Anonymous Report 1 on 2021-4-20 (Invited Report)
- Cite as: Anonymous, Report on arXiv:2101.08093v1, delivered 2021-04-20, doi: 10.21468/SciPost.Report.2812
The paper by Théveniaut and van Nieuwenburg presents a neural network based decoder for the toric code built on the NEAT algorithm. Similarly to recent decoders based on deep reinforcement learning (DRL), the neural network takes as input an error syndrome and outputs a best qubit action for error correction. However, here, instead of using standard backpropagation and gradient descent to train the network, an ensemble of networks is evolved in an evolutionary fashion through genetic mutations that change weights or merge networks. I find the results novel and interesting, and the presentation is very accessible both of the decoder and the NEAT algorithm. In terms of results the performance is not very impressive, the NEAT decoder does not outperform standard minimum matching, but the paper is more exploratory in nature and presented as such. As one of many different machine learning approaches to decoding topological codes, this is certainly one of the most original, with potential to be developed further.
I have a few comments, of which I think the first one needs to be addressed properly.
1) There is too little details about the training (evolution) of the networks. What is the convergence criterion?

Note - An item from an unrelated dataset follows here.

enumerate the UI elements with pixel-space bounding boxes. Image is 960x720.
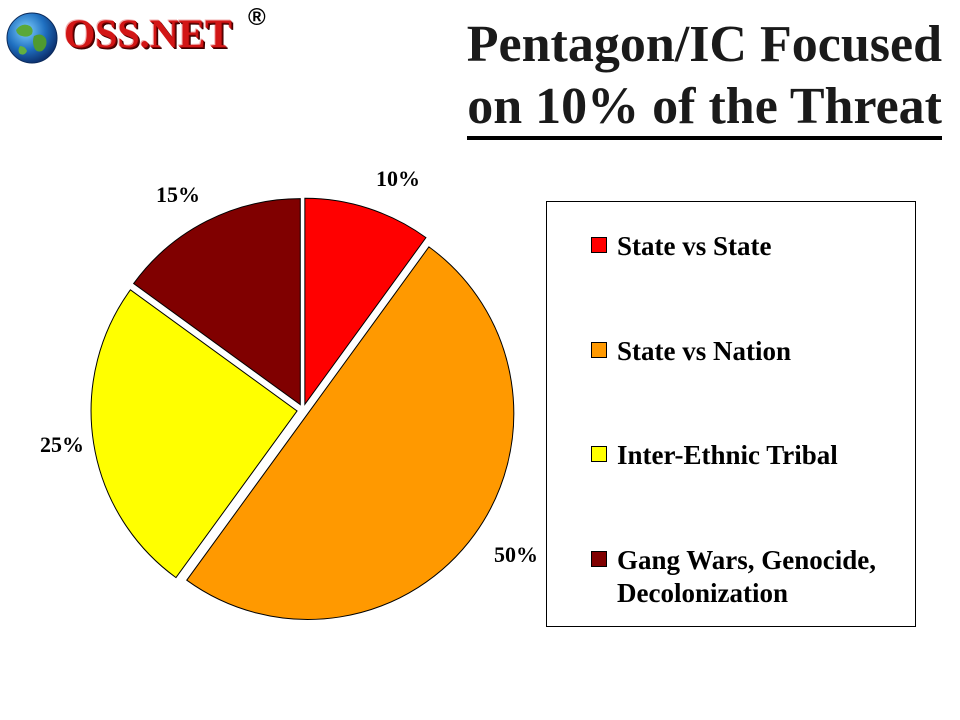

If I understand correctly the reward is formulated in a way that should in principle give an optimal (maximum likelihood) decoder (in contrast to what’s stated in the paper below algoritm 2):
The scheme takes as input a randomly generated error chain, based on the corresponding syndrome the decoder suggests a correction chain, and the complete chain is evaluated with respect to non-contractible loops corresponding to logical operators. A decoder that learns to maximize the return based on this reward should be optimal. (Although it may be difficult to converge since the reward signal will be obscured by the statistical fluctuations that follow from using randomly generated error chains which may or may not fall in the most likely equivalence class.) In the paper it is stated that the results are based on “best neural-network found by the NEAT algorithm after a few hundreds of generations”. What does this imply in terms of well the network actually manages to maximize the return? Given the suboptimal performance, especially for depolarizing noise, it seems likely that the evaluated networks are quite far from maximizing the return. This may also have implications for the small size of the networks as shown in Table 1. Wouldn’t they continue to grow if a more stringent criterion for the training convergence was used? How large the training set of syndromes is would probably also have implications on this growth of the network size.

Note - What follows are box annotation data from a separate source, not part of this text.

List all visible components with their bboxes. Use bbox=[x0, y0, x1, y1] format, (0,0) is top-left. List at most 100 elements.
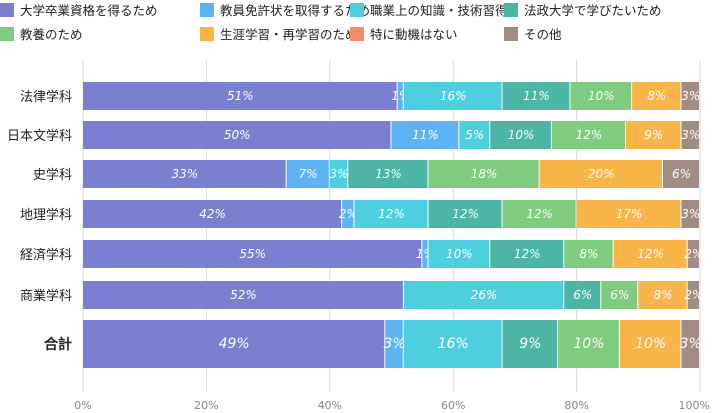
x-tick-label: 100% bbox=[679, 399, 710, 412]
bar-value-label: 8% bbox=[653, 288, 672, 302]
bar-segment bbox=[459, 121, 490, 149]
category-label: 史学科 bbox=[33, 167, 72, 183]
bar-segment bbox=[601, 281, 638, 309]
legend-swatch bbox=[350, 3, 364, 17]
bar-value-label: 17% bbox=[616, 207, 643, 221]
bar-segment bbox=[83, 200, 342, 228]
bar-row: 49% 3% 16% 9% 10% 10% 3% bbox=[83, 320, 702, 368]
bar-segment bbox=[681, 320, 699, 368]
bar-value-label: 55% bbox=[239, 247, 266, 261]
category-label: 日本文学科 bbox=[7, 128, 72, 144]
bar-segment bbox=[342, 200, 354, 228]
bar-segment bbox=[564, 240, 613, 268]
bar-segment bbox=[428, 200, 502, 228]
bar-value-label: 10% bbox=[573, 336, 604, 352]
bar-value-label: 8% bbox=[647, 89, 666, 103]
bar-segment bbox=[570, 82, 632, 110]
bar-segment bbox=[662, 160, 699, 188]
bar-value-label: 13% bbox=[375, 167, 402, 181]
bar-value-label: 9% bbox=[519, 336, 541, 352]
bar-value-label: 3% bbox=[680, 336, 702, 352]
bar-segment bbox=[681, 82, 699, 110]
bar-value-label: 33% bbox=[171, 167, 198, 181]
bar-segment bbox=[681, 121, 699, 149]
bar-value-label: 11% bbox=[412, 128, 439, 142]
legend-label: 教員免許状を取得するため bbox=[220, 3, 370, 18]
legend-label: 教養のため bbox=[20, 27, 83, 42]
bar-segment bbox=[490, 121, 551, 149]
legend-label: 大学卒業資格を得るため bbox=[20, 3, 158, 18]
legend: 大学卒業資格を得るため 教員免許状を取得するため 職業上の知識・技術習得 法政大学で学… bbox=[0, 3, 662, 42]
bar-segment bbox=[391, 121, 459, 149]
bar-value-label: 2% bbox=[684, 247, 703, 261]
bar-value-label: 8% bbox=[579, 247, 598, 261]
category-label: 経済学科 bbox=[20, 247, 72, 263]
bar-segment bbox=[558, 320, 619, 368]
bar-value-label: 10% bbox=[588, 89, 615, 103]
bar-value-label: 3% bbox=[681, 89, 700, 103]
legend-swatch bbox=[200, 27, 214, 41]
bar-segment bbox=[83, 82, 397, 110]
bar-segment bbox=[83, 240, 422, 268]
bar-value-label: 10% bbox=[446, 247, 473, 261]
bar-value-label: 6% bbox=[610, 288, 629, 302]
bar-segment bbox=[551, 121, 625, 149]
legend-label: その他 bbox=[524, 27, 562, 42]
legend-swatch bbox=[350, 27, 364, 41]
bar-segment bbox=[403, 281, 564, 309]
bar-value-label: 42% bbox=[199, 207, 226, 221]
bar-segment bbox=[397, 82, 403, 110]
bar-row: 55% 1% 10% 12% 8% 12% 2% bbox=[83, 240, 703, 268]
bar-segment bbox=[354, 200, 428, 228]
bar-value-label: 50% bbox=[224, 128, 251, 142]
bar-value-label: 3% bbox=[681, 207, 700, 221]
bar-value-label: 12% bbox=[637, 247, 664, 261]
bar-segment bbox=[681, 200, 699, 228]
bar-segment bbox=[625, 121, 681, 149]
bar-value-label: 12% bbox=[378, 207, 405, 221]
bar-row: 42% 2% 12% 12% 12% 17% 3% bbox=[83, 200, 700, 228]
bar-segment bbox=[403, 320, 502, 368]
bar-value-label: 12% bbox=[526, 207, 553, 221]
category-label: 法律学科 bbox=[20, 89, 72, 105]
bar-segment bbox=[403, 82, 502, 110]
bar-value-label: 3% bbox=[383, 336, 405, 352]
legend-swatch bbox=[0, 3, 14, 17]
bar-value-label: 20% bbox=[588, 167, 615, 181]
bar-value-label: 5% bbox=[465, 128, 484, 142]
bar-row: 52% 26% 6% 6% 8% 2% bbox=[83, 281, 703, 309]
bar-segment bbox=[286, 160, 329, 188]
bar-segment bbox=[83, 281, 403, 309]
category-label: 地理学科 bbox=[20, 207, 72, 223]
bar-segment bbox=[490, 240, 564, 268]
bar-segment bbox=[428, 240, 490, 268]
bar-value-label: 12% bbox=[576, 128, 603, 142]
x-tick-label: 20% bbox=[194, 399, 218, 412]
bar-segment bbox=[632, 82, 681, 110]
bar-segment bbox=[502, 320, 558, 368]
bar-segment bbox=[613, 240, 687, 268]
legend-swatch bbox=[0, 27, 14, 41]
bar-value-label: 9% bbox=[644, 128, 663, 142]
bar-value-label: 11% bbox=[523, 89, 550, 103]
bar-value-label: 6% bbox=[672, 167, 691, 181]
bar-value-label: 7% bbox=[299, 167, 318, 181]
legend-swatch bbox=[504, 3, 518, 17]
bar-segment bbox=[83, 320, 385, 368]
bar-value-label: 16% bbox=[438, 336, 469, 352]
bar-value-label: 10% bbox=[635, 336, 666, 352]
bars: 51% 1% 16% 11% 10% 8% 3%50% 11% 5% 10% 12% 9% 3%33% 7… bbox=[83, 82, 703, 368]
bar-segment bbox=[83, 121, 391, 149]
bar-segment bbox=[638, 281, 687, 309]
bar-value-label: 52% bbox=[230, 288, 257, 302]
x-axis-ticks: 0% 20% 40% 60% 80% 100% bbox=[74, 399, 710, 412]
x-tick-label: 80% bbox=[564, 399, 588, 412]
bar-segment bbox=[422, 240, 428, 268]
bar-segment bbox=[385, 320, 403, 368]
bar-value-label: 12% bbox=[514, 247, 541, 261]
bar-row: 33% 7% 3% 13% 18% 20% 6% bbox=[83, 160, 699, 188]
bar-segment bbox=[539, 160, 662, 188]
bar-segment bbox=[564, 281, 601, 309]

2) I find that there is some confusion in the presentation about what code is used. In the actual calculations (as shown in Fig. 5 and 7) the standard toric code is used. In Fig 2 is shown the rotated code. If this is put on the torus as in Fig 2, the space of logical operators are not as neatly defined as for the standard toric code where logical X and Z are put on alternating bonds. I don’t think there is anything wrong in principle here, but it may have been better to stick to the standard toric code representation.
Also, for information, Figure 1 and 2 does not seem to display properly on Safari and Preview.
3) When referring to maximum likelihood decoders I suggest that the authors also cite the Markov chain Monte Carlo based decoder: J. R. Wootton and D. Loss, Phys. Rev. Lett. 109, 160503 (2012).
Typo: There is an extra “of”, first sentence of section IV.